On the other hand, a dollar in quality earnings is the same no matter what company generates it. While one should be willing to pay more for companies perceived to have a comparatively safer stream of future earnings, one can't help but feel that the market has for a while now been misallocating capital by simply declaring thousands of American businesses unsuitable terrain for equity investing. So much money seems to be in the hands of paranoid institutional investors who want performance but only when safety and liquidity are also part of the equation. The feverish pursuit of these stocks presumed to be safe simply may have created the kind of excess that makes them unsafe, especially compared to other opportunities.

Therefore, a 10% or even greater drop in the major large-cap players would seem to be literally a correction, an instance of capitalism's market system readjusting investors' perspectives so they may deploy capital more sensibly going forward.
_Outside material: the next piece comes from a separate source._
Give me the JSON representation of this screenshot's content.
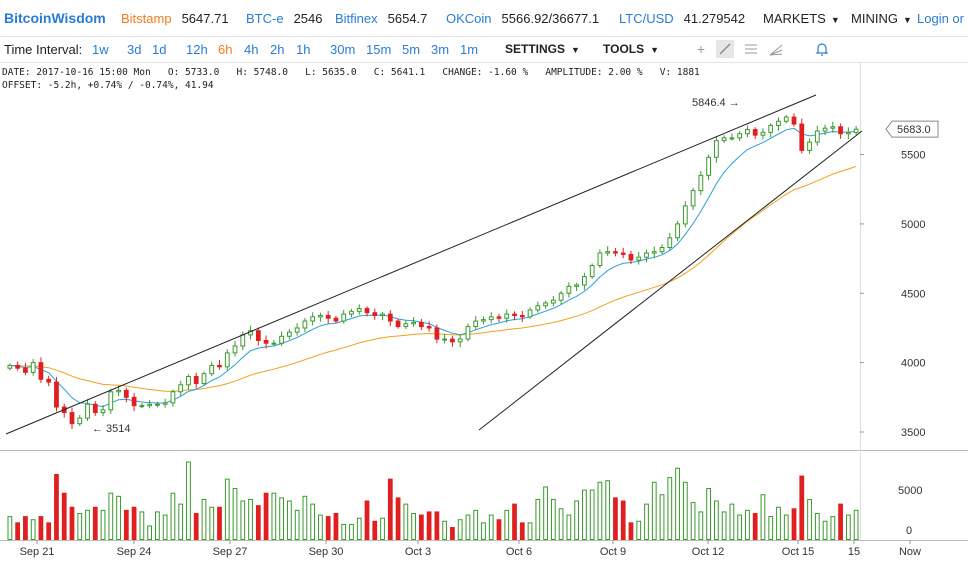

Hopefully, the correction will turn more eyes toward the wallflower small- to mid-cap stocks that have been so long ignored by fund managers anxiously looking to put billions of new cash to work as quickly as possible in order to keep up with the market averages.

If that doesn't happen, it seems possible that the baby boomer money machine that's helped fuel the rising averages could create even more dire problems as managers of multibillion dollar funds chase fewer and fewer stocks. The reckoning then might be postponed until Asia hits the inevitable upswing, and international money that's been flowing into the dollar and U.S. multinationals starts heading back home. Personally, I think most long-term investors should be cheered by the recent market jitters and perhaps should even hope we see another leg down.